The audience watched from the back seat.
This time, the alternative theatre company has gone all out. Smalltown: A Pickup Musical will be mounted on the flat-deck of a 2006 Ford F-350. Well, some of it will be, anyway.
The musical by Amiel Gladstone and Lucas Myers will have its première Tuesday in the field beside Victoria High School. A pianist — and perhaps a fiddler — will perform from the back of the pickup.
Other musicians and actors will spill out onto a set designed around the truck. Expect plenty of singing and the sounds of drums, clarinets, saxophones, cellos, guitars and mandolins.
Theatre SKAM raised the $22,600 for the purchase of the Ford truck, acquired specifically for the show. It was fitted with the flat-deck in New Westminster, where the vehicle was purchased.
“We’re getting a custombuilt truck, which was the dream from the outset,” said Matthew Payne, Theatre SKAM’s artistic leader and the musical’s director.
The musical is designed to be a mobile creation easily transportable to parks and other B.C. locations in future seasons.
Some may remember an early incarnation of Smalltown: A Pickup Musical at the 2010 Victoria Fringe Theatre Festival.
That one was staged in a small field with a 1948 International pickup. Boasting a rollicking folk-popgospel score, the comedy-musical told the story of corporate big-shots who made small-towners an offer they found difficult to refuse.
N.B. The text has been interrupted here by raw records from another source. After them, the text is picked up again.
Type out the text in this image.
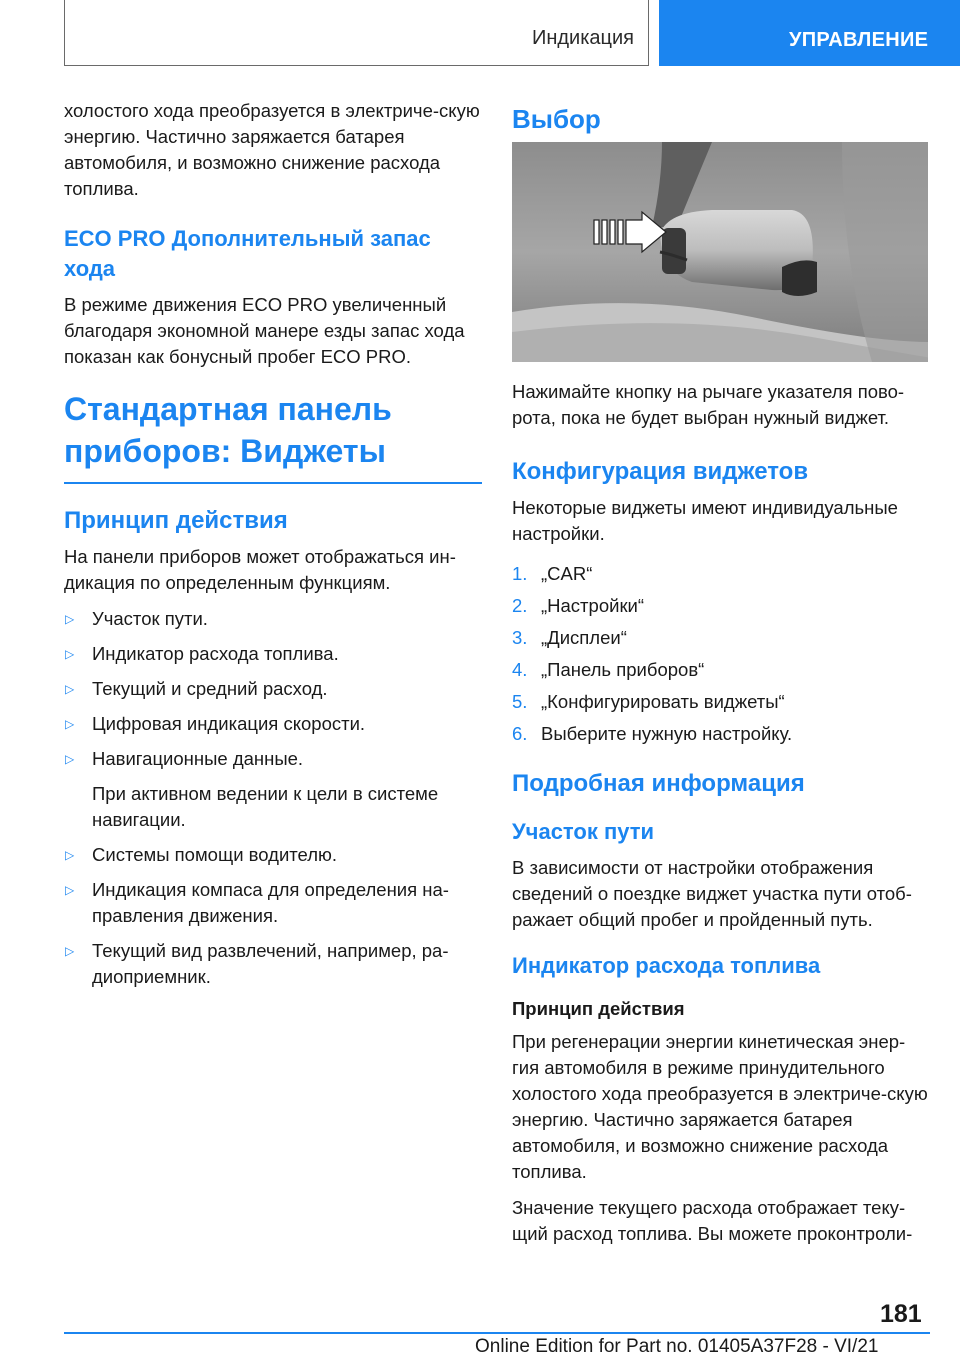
Индикация	УПРАВЛЕНИЕ

холостого хода преобразуется в электриче-скую энергию. Частично заряжается батарея автомобиля, и возможно снижение расхода топлива.

ECO PRO Дополнительный запас хода

В режиме движения ECO PRO увеличенный благодаря экономной манере езды запас хода показан как бонусный пробег ECO PRO.

Стандартная панель приборов: Виджеты
Принцип действия

На панели приборов может отображаться ин-дикация по определенным функциям.

▷ Участок пути.
▷ Индикатор расхода топлива.
▷ Текущий и средний расход.
▷ Цифровая индикация скорости.
▷ Навигационные данные.
При активном ведении к цели в системе навигации.
▷ Системы помощи водителю.
▷ Индикация компаса для определения на-правления движения.
▷ Текущий вид развлечений, например, ра-диоприемник.
Выбор

Нажимайте кнопку на рычаге указателя пово-рота, пока не будет выбран нужный виджет.

Конфигурация виджетов

Некоторые виджеты имеют индивидуальные настройки.

1. „CAR“
2. „Настройки“
3. „Дисплеи“
4. „Панель приборов“
5. „Конфигурировать виджеты“
6. Выберите нужную настройку.
Подробная информация
Участок пути

В зависимости от настройки отображения сведений о поездке виджет участка пути отоб-ражает общий пробег и пройденный путь.

Индикатор расхода топлива
Принцип действия

При регенерации энергии кинетическая энер-гия автомобиля в режиме принудительного холостого хода преобразуется в электриче-скую энергию. Частично заряжается батарея автомобиля, и возможно снижение расхода топлива.

Значение текущего расхода отображает теку-щий расход топлива. Вы можете проконтроли-

181
Online Edition for Part no. 01405A37F28 - VI/21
Payne says much of the original book and score has been retained. Tweaks include changing the denouement to make it clearer. Myers, who lives in Nelson, wrote most of the songs and lyrics, with Vancouver-based Gladstone contributing mostly to the book.
Gladstone says the notion of a musical performed outdoors in a pickup stems from his childhood experiences seeing outdoor theatre, including shows by B.C.’s Caravan Farm Theatre and San Francisco Mime Troupe.
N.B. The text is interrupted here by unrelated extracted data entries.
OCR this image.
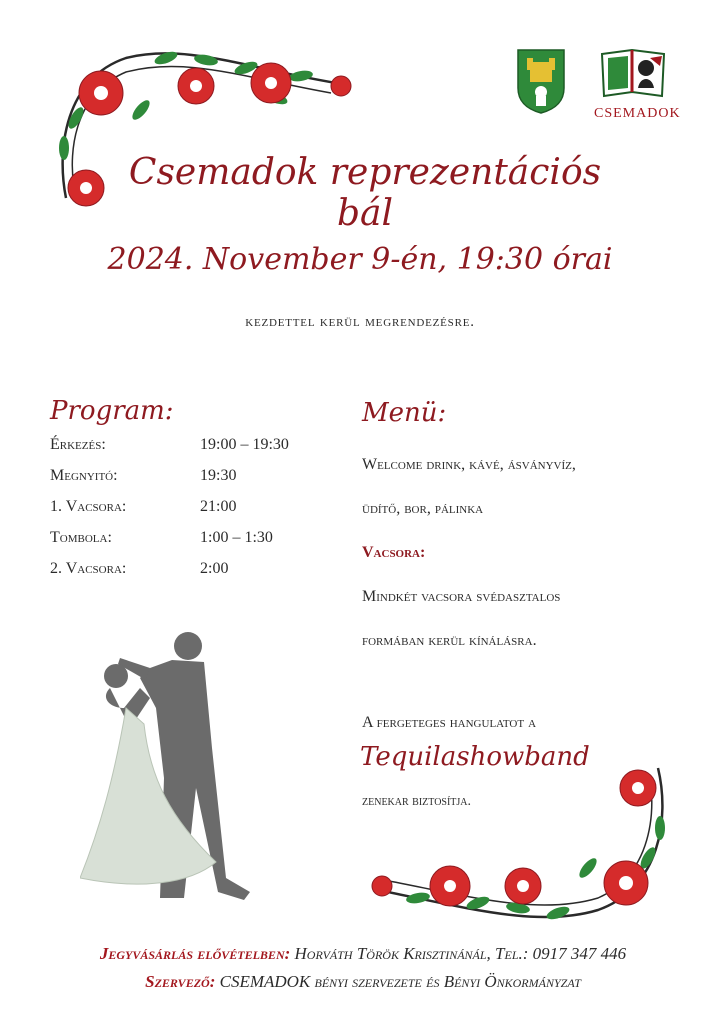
CSEMADOK
Csemadok reprezentációs bál
2024. November 9-én, 19:30 órai
kezdettel kerül megrendezésre.
Program:
Érkezés:	19:00 – 19:30
Megnyitó:	19:30
1. Vacsora:	21:00
Tombola:	1:00 – 1:30
2. Vacsora:	2:00
Menü:
Welcome drink, kávé, ásványvíz,
üdítő, bor, pálinka
Vacsora:
Mindkét vacsora svédasztalos
formában kerül kínálásra.
A fergeteges hangulatot a
Tequilashowband
zenekar biztosítja.
Jegyvásárlás elővételben: Horváth Török Krisztinánál, Tel.: 0917 347 446
Szervező: CSEMADOK bényi szervezete és Bényi Önkormányzat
The latter’s irreverent mix of satire and live jazzrock made an impression.
“I was immediately taken by the theatre of it. I just loved that whole part of it. … Since then, I was always interested in doing shows in parks and on trucks,” Gladstone said.
Theatre SKAM is renowned for staging theatre in offbeat settings. For its annual Bike Ride, theatregoers ride bicycles along the Galloping Goose trail. Other shows were set in parking lots and alleys.
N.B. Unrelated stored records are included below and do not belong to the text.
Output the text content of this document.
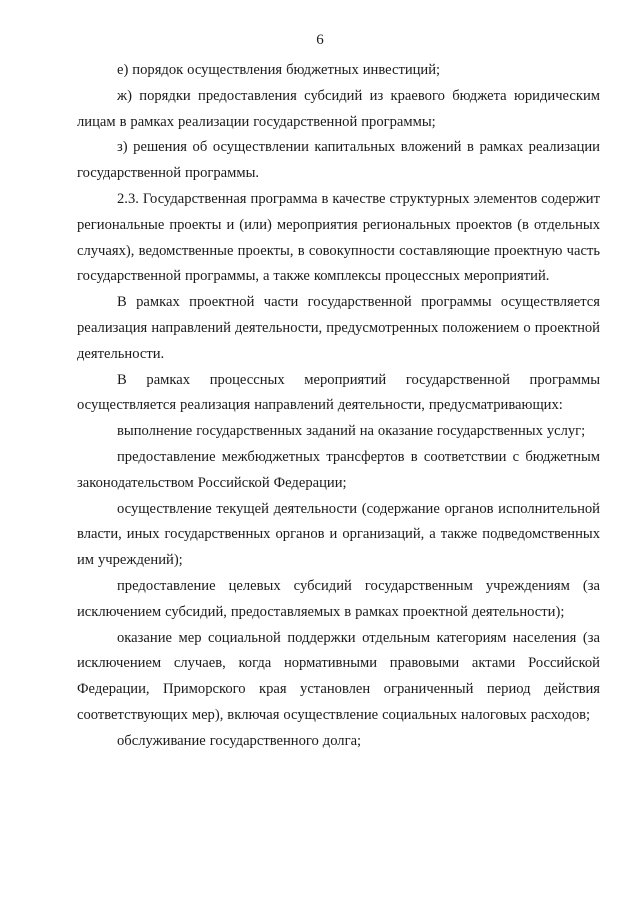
6

е) порядок осуществления бюджетных инвестиций;

ж) порядки предоставления субсидий из краевого бюджета юридическим лицам в рамках реализации государственной программы;

з) решения об осуществлении капитальных вложений в рамках реализации государственной программы.

2.3. Государственная программа в качестве структурных элементов содержит региональные проекты и (или) мероприятия региональных проектов (в отдельных случаях), ведомственные проекты, в совокупности составляющие проектную часть государственной программы, а также комплексы процессных мероприятий.

В рамках проектной части государственной программы осуществляется реализация направлений деятельности, предусмотренных положением о проектной деятельности.

В рамках процессных мероприятий государственной программы осуществляется реализация направлений деятельности, предусматривающих:

выполнение государственных заданий на оказание государственных услуг;

предоставление межбюджетных трансфертов в соответствии с бюджетным законодательством Российской Федерации;

осуществление текущей деятельности (содержание органов исполнительной власти, иных государственных органов и организаций, а также подведомственных им учреждений);

предоставление целевых субсидий государственным учреждениям (за исключением субсидий, предоставляемых в рамках проектной деятельности);

оказание мер социальной поддержки отдельным категориям населения (за исключением случаев, когда нормативными правовыми актами Российской Федерации, Приморского края установлен ограниченный период действия соответствующих мер), включая осуществление социальных налоговых расходов;

обслуживание государственного долга;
Three years may seem like a long wait between the first Smalltown musical and the official première.
Payne said cuts to provincial arts funding are partly to blame. As well, a serious illness (the husband of the company’s producer underwent an organ transplant) and the birth of Payne’s child slowed the process.
On top of everything, creating an original musical simply takes a long time, he said. A major task was arranging Myers’ original music for a larger ensemble. “[Musical director Brad L’Écuyer] was taking MP3s that Lucas had recorded in his kitchen in Nelson and then arranging it, in some cases, for five or six instruments,” Payne said.
The cast is Rachel Aberle, Wes Borg, Sarah Carlé, Jason Clift, Mark Hellman, Ryan Scramstad and Kirsten Van Ritzen.
While Smalltown aims to entertain, Myers says the show also takes a serious look at what happens when the corporate world tries to entice ordinary folk.
“What happens when money shows up and you’re handed everything you’ve dreamed of? What happens to people in that circumstance?” he said. Note: While folding chairs are provided, theatregoers are encouraged to bring blankets or warm clothes.